Werner, part of the US-based Fenway Sports Group that owns Liverpool, hit back late on Monday in a letter to Oudea-Castera, describing her comments as "irresponsible, unprofessional, and wholly disrespectful to the thousands of fans harmed physically and emotionally.

"I am writing to you today out of utter disbelief that a minister of the French government... could make a series of unproven pronouncements on a matter of such significance before a proper, formal, independent investigation process has even taken place," Werner wrote in his letter, quoted in the local Liverpool Echo newspaper.

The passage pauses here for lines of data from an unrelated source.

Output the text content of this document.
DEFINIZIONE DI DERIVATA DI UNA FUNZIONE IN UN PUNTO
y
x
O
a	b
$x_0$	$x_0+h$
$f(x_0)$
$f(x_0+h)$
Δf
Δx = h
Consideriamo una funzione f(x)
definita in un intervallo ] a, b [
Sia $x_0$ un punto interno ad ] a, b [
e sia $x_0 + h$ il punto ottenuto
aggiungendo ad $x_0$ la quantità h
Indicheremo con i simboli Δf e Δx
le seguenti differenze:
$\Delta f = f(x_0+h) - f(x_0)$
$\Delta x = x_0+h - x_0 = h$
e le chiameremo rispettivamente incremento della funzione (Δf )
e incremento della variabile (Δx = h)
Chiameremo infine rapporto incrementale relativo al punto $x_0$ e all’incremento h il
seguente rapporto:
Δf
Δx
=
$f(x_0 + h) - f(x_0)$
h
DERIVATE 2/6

"The UEFA Champions League final should be one of the finest spectacles in world sport, and instead it devolved into one of the worst security collapses in recent memory," said Werner.

"On behalf of all the fans who experienced this nightmare I demand an apology from you, and assurance that the French authorities and UEFA allow an independent and transparent investigation to proceed."

 

UEFA's independent report

UEFA has commissioned an "independent report" into the problems at the final that would "examine decision-making, responsibility and behaviors of all entities involved". Portuguese politician Tiago Brandao Rodrigues has been hired to oversee the report on a pro bono basis on the completion of which they will decide upon a course of action.

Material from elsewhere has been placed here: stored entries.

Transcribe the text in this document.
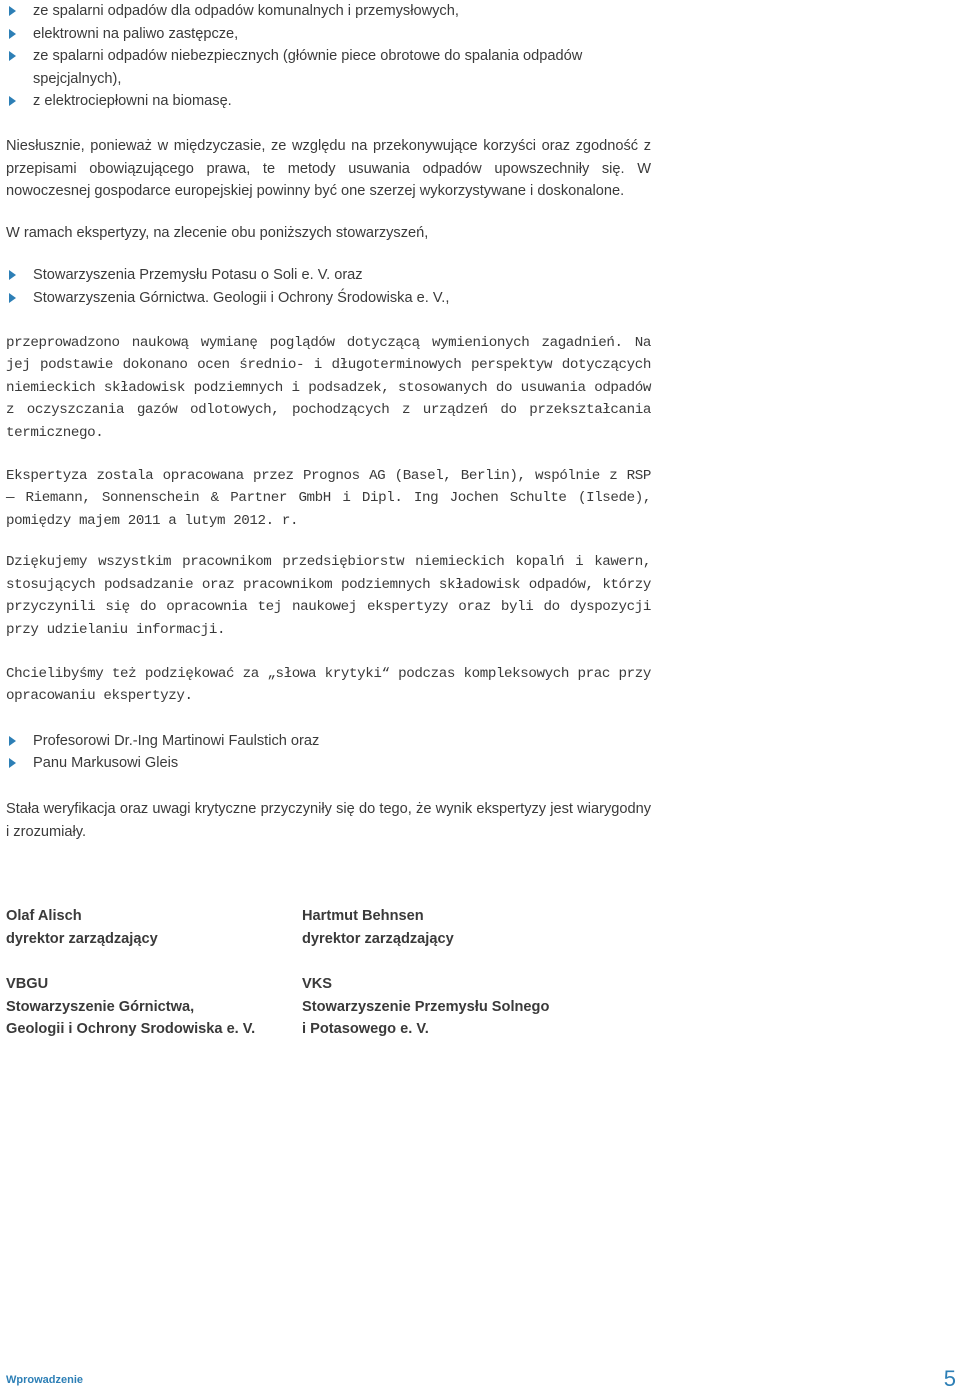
ze spalarni odpadów dla odpadów komunalnych i przemysłowych,
elektrowni na paliwo zastępcze,
ze spalarni odpadów niebezpiecznych (głównie piece obrotowe do spalania odpadów spejcjalnych),
z elektrociepłowni na biomasę.

Niesłusznie, ponieważ w międzyczasie, ze względu na przekonywujące korzyści oraz zgodność z przepisami obowiązującego prawa, te metody usuwania odpadów upowszechniły się. W nowoczesnej gospodarce europejskiej powinny być one szerzej wykorzystywane i doskonalone.

W ramach ekspertyzy, na zlecenie obu poniższych stowarzyszeń,

Stowarzyszenia Przemysłu Potasu o Soli e. V. oraz
Stowarzyszenia Górnictwa. Geologii i Ochrony Środowiska e. V.,

przeprowadzono naukową wymianę poglądów dotyczącą wymienionych zagadnień. Na jej podstawie dokonano ocen średnio- i długoterminowych perspektyw dotyczących niemieckich składowisk podziemnych i podsadzek, stosowanych do usuwania odpadów z oczyszczania gazów odlotowych, pochodzących z urządzeń do przekształcania termicznego.

Ekspertyza zostala opracowana przez Prognos AG (Basel, Berlin), wspólnie z RSP — Riemann, Sonnenschein & Partner GmbH i Dipl. Ing Jochen Schulte (Ilsede), pomiędzy majem 2011 a lutym 2012. r.

Dziękujemy wszystkim pracownikom przedsiębiorstw niemieckich kopalń i kawern, stosujących podsadzanie oraz pracownikom podziemnych składowisk odpadów, którzy przyczynili się do opracownia tej naukowej ekspertyzy oraz byli do dyspozycji przy udzielaniu informacji.

Chcielibyśmy też podziękować za „słowa krytyki“ podczas kompleksowych prac przy opracowaniu ekspertyzy.

Profesorowi Dr.-Ing Martinowi Faulstich oraz
Panu Markusowi Gleis

Stała weryfikacja oraz uwagi krytyczne przyczyniły się do tego, że wynik ekspertyzy jest wiarygodny i zrozumiały.

Olaf Alisch
dyrektor zarządzający
VBGU
Stowarzyszenie Górnictwa,
Geologii i Ochrony Srodowiska e. V.
Hartmut Behnsen
dyrektor zarządzający
VKS
Stowarzyszenie Przemysłu Solnego
i Potasowego e. V.
Wprowadzenie	5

Meanwhile Oudea-Castera has asked Michel Cadot, the inter-ministerial delegate for large sports events, to produce a report within 10 days.

In an interview with the Liverpool FC website, CEO Billy Hogan said the club was also reviewing legal options on behalf of their supporters. Fans who attended the game are being asked to complete a feedback form in order to support an investigation.

Numerous first-hand accounts of the chaos have emerged from fans, which inevitably brought back painful memories of the 1989 Hillsborough disaster in which police crowd control failings led to the deaths of 97 people in a stadium crush. Then, as at the weekend, police initially blamed ticketless fans, but supporters were eventually exonerated after a decades-long legal fight.

In his letter, Werner called the events in Paris "incredibly dangerous for all who attended" and urged against "a blame game strategy via press conference".

"I have received countless emails from Liverpool supporters who were frightened to death, and subject to police harassment, pepper spray and tear gas," he added.